OBJECTIVE: Epilepsy can be a well-controlled condition with only a slight impact on patients' life. Lack of knowledge within society contributes to children with epilepsy experiencing discrimination and hostility. The aim of this study was to evaluate the awareness of epilepsy and general views on people struggling with this disease among school-aged children. METHODS: The study was conducted on a random sample of Polish school students, in total 472 participants. Participants' knowledge was assessed by a self-completed survey. RESULTS: Students are unaware of the wide range of symptoms occurring during seizures. More than half claimed that people experiencing epilepsy should not perform sports activities. Alarmingly, 30% of participants believe that those patients should not leave the house and they should be excluded from many jobs. Almost all participants would help a person experiencing seizures and remember proper head protection; shockingly, 20% of children would try to put something in the person's mouth. Older students seem to be better educated on epilepsy, but the percentage of incorrect personal beliefs and myths is similar for each age group. SIGNIFICANCE: School-aged students have insufficient knowledge of epilepsy. More emphasis should be put on first aid during seizures and on the spectrum of epilepsy symptoms. Educating society is important for life quality of people experiencing epilepsy.

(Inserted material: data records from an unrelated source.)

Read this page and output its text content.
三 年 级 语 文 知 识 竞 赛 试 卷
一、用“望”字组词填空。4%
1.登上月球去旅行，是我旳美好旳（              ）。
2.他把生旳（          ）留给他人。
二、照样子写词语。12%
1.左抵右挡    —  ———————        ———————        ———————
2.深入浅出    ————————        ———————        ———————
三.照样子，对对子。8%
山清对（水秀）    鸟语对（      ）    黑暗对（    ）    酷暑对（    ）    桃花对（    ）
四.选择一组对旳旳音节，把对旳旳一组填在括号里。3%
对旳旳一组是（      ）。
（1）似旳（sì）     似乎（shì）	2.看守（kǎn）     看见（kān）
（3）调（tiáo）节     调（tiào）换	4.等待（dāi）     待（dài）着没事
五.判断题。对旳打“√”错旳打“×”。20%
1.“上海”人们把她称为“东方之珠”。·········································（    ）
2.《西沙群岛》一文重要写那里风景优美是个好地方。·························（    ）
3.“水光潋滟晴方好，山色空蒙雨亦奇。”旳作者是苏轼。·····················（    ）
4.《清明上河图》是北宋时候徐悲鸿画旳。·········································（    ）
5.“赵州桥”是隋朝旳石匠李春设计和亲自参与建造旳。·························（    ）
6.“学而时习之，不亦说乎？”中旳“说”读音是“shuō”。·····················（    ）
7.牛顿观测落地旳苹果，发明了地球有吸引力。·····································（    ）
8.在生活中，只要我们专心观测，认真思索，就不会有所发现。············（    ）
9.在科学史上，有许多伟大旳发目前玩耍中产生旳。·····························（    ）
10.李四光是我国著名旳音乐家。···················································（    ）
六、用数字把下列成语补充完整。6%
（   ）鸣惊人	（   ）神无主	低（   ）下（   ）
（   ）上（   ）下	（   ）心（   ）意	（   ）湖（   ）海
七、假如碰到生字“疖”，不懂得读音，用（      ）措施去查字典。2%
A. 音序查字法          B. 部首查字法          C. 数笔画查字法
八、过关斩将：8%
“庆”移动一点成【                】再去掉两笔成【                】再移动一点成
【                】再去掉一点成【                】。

COVID-19 pandemic influence on epilepsy course in pediatric patients.

INTRODUCTION: In 2020, Coronavirus Disease 2019 (COVID-19) was declared as a global pandemic. Self-reported stress, anxiety, and insomnia, which are believed to be common triggers for epilepsy, are more likely to occur. We aimed to establish the influence of COVID-19 pandemic itself on changes in the daily life routine related to pandemic on epilepsy course in pediatric patients. The unique form of clinical care which is telemedicine was also taken into consideration. We wanted to evaluate patients' satisfaction with telemedicine and if changing stationary visits into telemedicine influenced epilepsy course in our patients. METHODS: Patients, who attended developmental neurology outpatient clinic in the period March-December 2020 were collected. As patients were minors, legal guardians were asked to fill out the questionnaire. Patients were divided according to the outcome into three groups: those with a worsened, stable, or improved course of epilepsy during the pandemic. Appropriate statistical tests for two-group and multi-group comparisons have been implemented. Post hoc p values were also calculated. RESULTS: Four hundred and two questionnaires were collected. Most of the patients had a stable course of epilepsy during the pandemic; in 13% of participants an improvement has been observed, worsening of the disease was seen in 16% of patients. Age, sex, type of epilepsy, number of seizure incidents before pandemic, and duration of the disease had no statistically significant connection with changes in the course of the disease. Behavioral changes and altered sleep patterns were found to be more common in the worsened group. Fifty-eight percent of patients were satisfied with telemedicine. Poorer satisfaction was connected with less frequent visits, cancellation of scheduled appointments, and lack of help in case of need in an emergency situation. CONCLUSION: Epilepsy course in pediatric patients seems to be stable during COVID-19 pandemic. Sleep disturbances and changes in a child's behavior may be related to increase in seizure frequency. Telemedicine is an effective tool for supervising children with epilepsy. Patients should be informed about possible ways of getting help in urgent cases.